Compression.Core.Entropy.* One namespace per entropy coder Huffman (canonical) / Shannon-Fano / Arithmetic / Range / FSE / rANS / PPMd / context-mixing (PAQ8 / cmix / MCM / BCM / BSC / BALZ / CSC / Zling / Lizard / QuickLZ-as-entropy) / Golomb / Rice / Elias Gamma / Elias Delta / Fibonacci / Tunstall / Exp-Golomb / Unary / Levenshtein / DMC.
Compression.Core.Transforms Bwt, Mtf, Rle, Delta, Bcj, Bcj2, Bpe, Dpcm, RePair Reversible byte-rearrangement passes — staged before entropy coding. BCJ family is platform-specific branch-relative-to-absolute conversion (x86 / ARM / Thumb / PPC / SPARC / IA64).
Compression.Core.Simd SimdMatchLength, SimdMemCopy, SimdHistogram, SimdRunScan Vector-accelerated primitives for hot match-finding paths.
Compression.Core.Streams SubStream, ConcatStream, etc. Lightweight stream shims commonly needed when writing format readers.
Compression.Core.DiskImage MbrParser, GptParser, PartitionTypeDatabase, PartitionEntry Header-only parsers for partition tables — handy when dealing with disk-image archives.
Compression.Core.Progress IProgress<>, Progress helpers Cancellable progress reporting for long compressors.

Versioning

Versions follow MAJOR.MINOR.PATCH.BUILD where BUILD is git rev-list --count HEAD of the source repo, auto-stamped at release time by scripts/version.pl. The package is pre-1.0 — public surface may rearrange between releases. Once we ship 1.0.0, breaking changes follow SemVer (MAJOR bump).

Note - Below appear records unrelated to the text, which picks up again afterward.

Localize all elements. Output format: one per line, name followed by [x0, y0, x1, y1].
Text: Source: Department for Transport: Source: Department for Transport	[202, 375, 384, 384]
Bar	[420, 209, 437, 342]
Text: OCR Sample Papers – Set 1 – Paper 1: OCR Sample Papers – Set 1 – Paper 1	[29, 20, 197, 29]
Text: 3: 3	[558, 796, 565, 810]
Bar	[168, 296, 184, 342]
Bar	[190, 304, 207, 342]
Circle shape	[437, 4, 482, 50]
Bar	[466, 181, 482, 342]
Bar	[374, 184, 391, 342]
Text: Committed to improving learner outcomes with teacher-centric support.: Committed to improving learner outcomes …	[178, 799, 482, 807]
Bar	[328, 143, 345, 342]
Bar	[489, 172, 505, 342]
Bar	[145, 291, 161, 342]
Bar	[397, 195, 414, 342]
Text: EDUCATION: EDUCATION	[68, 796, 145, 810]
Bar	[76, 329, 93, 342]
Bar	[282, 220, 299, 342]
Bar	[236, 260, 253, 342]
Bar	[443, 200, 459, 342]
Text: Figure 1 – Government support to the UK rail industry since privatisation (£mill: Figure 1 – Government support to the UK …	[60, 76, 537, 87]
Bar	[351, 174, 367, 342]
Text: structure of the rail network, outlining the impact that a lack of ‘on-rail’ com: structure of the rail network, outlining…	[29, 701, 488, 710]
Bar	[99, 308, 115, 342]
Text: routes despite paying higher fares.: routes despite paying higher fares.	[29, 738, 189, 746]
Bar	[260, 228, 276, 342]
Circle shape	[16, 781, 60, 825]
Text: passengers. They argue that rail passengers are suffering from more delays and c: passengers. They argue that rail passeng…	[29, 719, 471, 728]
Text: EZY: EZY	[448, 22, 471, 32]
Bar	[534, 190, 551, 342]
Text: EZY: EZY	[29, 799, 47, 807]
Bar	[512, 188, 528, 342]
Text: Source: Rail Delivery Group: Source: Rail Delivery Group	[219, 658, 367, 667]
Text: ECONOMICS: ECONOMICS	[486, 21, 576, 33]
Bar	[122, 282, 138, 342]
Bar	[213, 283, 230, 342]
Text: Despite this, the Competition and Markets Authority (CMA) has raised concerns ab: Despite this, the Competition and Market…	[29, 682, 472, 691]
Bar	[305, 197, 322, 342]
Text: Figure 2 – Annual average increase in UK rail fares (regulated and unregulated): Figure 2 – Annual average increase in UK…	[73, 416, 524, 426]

If you need a pinned reference, lock the exact 4-segment version:

<PackageReference Include="Compression.Core" Version="[1.0.0.123]" />

Source, tests, and benchmarks

Lives in Hawkynt/CompressionWorkbench. The source repo carries:

  • A NUnit test suite (~10 000 cases including round-trip sweeps for every building block, the cwb benchmark matrix, and an external-tool interop suite that round-trips through gzip / 7z / xz etc.)
  • A WPF UI (Compression.UI) with a benchmark visualiser and an archive browser
  • A CLI (cwb) with compress / extract / benchmark / analyse / auto-extract / suggest subcommands
  • ~215 archive / file-system / image-format readers built on top of these primitives

Contributing

Open an issue or PR on the source repo. The CI runs the full test matrix on Windows and Linux and gates merges on a green test run.

License

LGPL-3.0-or-later. See LICENSE in the source repo.